My friend Chuck raved about Amour. It won lots of awards. I decided to set aside my distaste for subtitles and watch it.
My son has a black lab puppy, Baxter, three months old. He was going to a wedding and needed someone to watch the pup. My first opportunity to be a grandparent.
Andy arrived on a hot July afternoon laden down like any new parent. Baxter had a crate, a blanket cover, a tin of food, a packet of treats, a leash and a toy. Andy set him up in the basement, where its cool. The puppy eyed his master with love and longing as he exited. Then Baxter gave me a dismissive glance and oozed his furry body over the cool concrete.
Three hours later I took Baxter for a walk. He was fine with the idea, except I forgot to bring the treats he is supposed to get as a reward every time he goes to the bathroom outside. He peed, moved to the side, sat obediently and looked to me for his treat. When none was forthcoming, he gave me a dismissive look and moved only when I tugged his collar. More disgust when he successfully pooped. He liked the spray fountain in the park, but it hardly compensated for my lack of treats.
After our walk I put Baxter in his crate and went to yoga. When I returned we took another walk – this time with treats. His attitude was much improved. Afterward I gave him dinner and became his BFF.

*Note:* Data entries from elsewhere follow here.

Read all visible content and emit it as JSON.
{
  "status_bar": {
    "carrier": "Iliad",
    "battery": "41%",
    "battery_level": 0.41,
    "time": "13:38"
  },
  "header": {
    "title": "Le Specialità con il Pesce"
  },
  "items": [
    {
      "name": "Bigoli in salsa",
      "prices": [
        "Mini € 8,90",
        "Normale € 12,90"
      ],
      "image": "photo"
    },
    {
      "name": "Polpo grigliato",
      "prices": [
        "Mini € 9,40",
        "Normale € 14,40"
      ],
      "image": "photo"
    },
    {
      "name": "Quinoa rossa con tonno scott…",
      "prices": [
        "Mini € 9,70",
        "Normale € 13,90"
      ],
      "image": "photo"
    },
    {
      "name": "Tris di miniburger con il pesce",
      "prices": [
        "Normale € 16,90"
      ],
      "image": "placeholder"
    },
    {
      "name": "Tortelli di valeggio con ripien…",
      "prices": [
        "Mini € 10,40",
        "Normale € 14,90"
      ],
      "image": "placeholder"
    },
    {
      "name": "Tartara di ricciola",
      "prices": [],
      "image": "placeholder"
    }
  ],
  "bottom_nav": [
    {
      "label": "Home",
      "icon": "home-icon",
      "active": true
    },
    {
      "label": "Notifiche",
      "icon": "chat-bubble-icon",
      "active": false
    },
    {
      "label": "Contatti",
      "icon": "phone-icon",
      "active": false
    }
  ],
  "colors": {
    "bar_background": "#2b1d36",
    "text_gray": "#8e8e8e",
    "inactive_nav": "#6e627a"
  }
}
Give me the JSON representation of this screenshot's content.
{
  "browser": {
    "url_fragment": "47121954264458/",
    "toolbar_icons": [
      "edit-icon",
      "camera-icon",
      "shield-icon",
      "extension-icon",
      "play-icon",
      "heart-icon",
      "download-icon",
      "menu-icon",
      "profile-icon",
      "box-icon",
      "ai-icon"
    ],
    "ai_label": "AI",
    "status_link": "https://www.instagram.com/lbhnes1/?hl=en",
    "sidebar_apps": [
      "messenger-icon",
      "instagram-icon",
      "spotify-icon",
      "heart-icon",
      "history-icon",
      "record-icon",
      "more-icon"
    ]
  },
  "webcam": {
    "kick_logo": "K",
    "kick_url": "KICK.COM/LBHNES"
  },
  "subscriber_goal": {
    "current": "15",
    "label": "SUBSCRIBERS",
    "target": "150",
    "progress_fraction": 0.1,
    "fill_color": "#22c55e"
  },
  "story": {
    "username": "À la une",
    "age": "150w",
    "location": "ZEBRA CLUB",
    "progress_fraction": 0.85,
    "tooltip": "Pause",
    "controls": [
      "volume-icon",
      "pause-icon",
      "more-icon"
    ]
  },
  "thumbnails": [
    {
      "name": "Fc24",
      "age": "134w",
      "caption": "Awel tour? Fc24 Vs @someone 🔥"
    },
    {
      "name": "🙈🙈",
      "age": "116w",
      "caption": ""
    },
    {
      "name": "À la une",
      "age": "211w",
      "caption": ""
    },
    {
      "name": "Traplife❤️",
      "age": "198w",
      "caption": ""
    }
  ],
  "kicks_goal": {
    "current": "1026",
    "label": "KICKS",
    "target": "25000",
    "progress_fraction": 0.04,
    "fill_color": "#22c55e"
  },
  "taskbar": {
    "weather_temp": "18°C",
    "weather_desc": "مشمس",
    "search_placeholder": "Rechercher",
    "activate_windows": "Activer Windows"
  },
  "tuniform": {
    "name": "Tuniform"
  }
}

I turned on Amour but there was no turning off Baxter. He was no longer content to chill in the basement. He had to be with me. He raced around the den during Emmanuelle Riva’s initial stroke, struggled to climb on the sofa when she returned from the hospital, succeeded in getting onto the cushions as she mastered her electric wheelchair, chewed on my sandals when she was getting her diaper changed, licked my ears while Isabelle Huppert fought with Jean-Louis Trintignant, and flopped his hot and sweaty belly over my lap when the old man finally smothered his deteriorating wife. Puppies lack gravitas.
Although it is hardly fair to pen a critique of anything more serious than Turner and Hooch with a puppy cavorting during a film, Amour made two impressions on me. First, I loved their apartment. So did the director, whose lingering stills of the quiet rooms and the severe art made the sumptuous, Parisian living space an integral character. Second, I realized the importance of a movie title. Amour. We know, going in, that they love each other. Imagine if the movie had been called Smothered, which is actually what happens. No awards for that movie. Nada.
When I put Baxter back in his create he whimpered, sorry to see me go. A few treats and a bowl of dry food were all it took. Baxter loves me for life. Dogs are so much easier than people.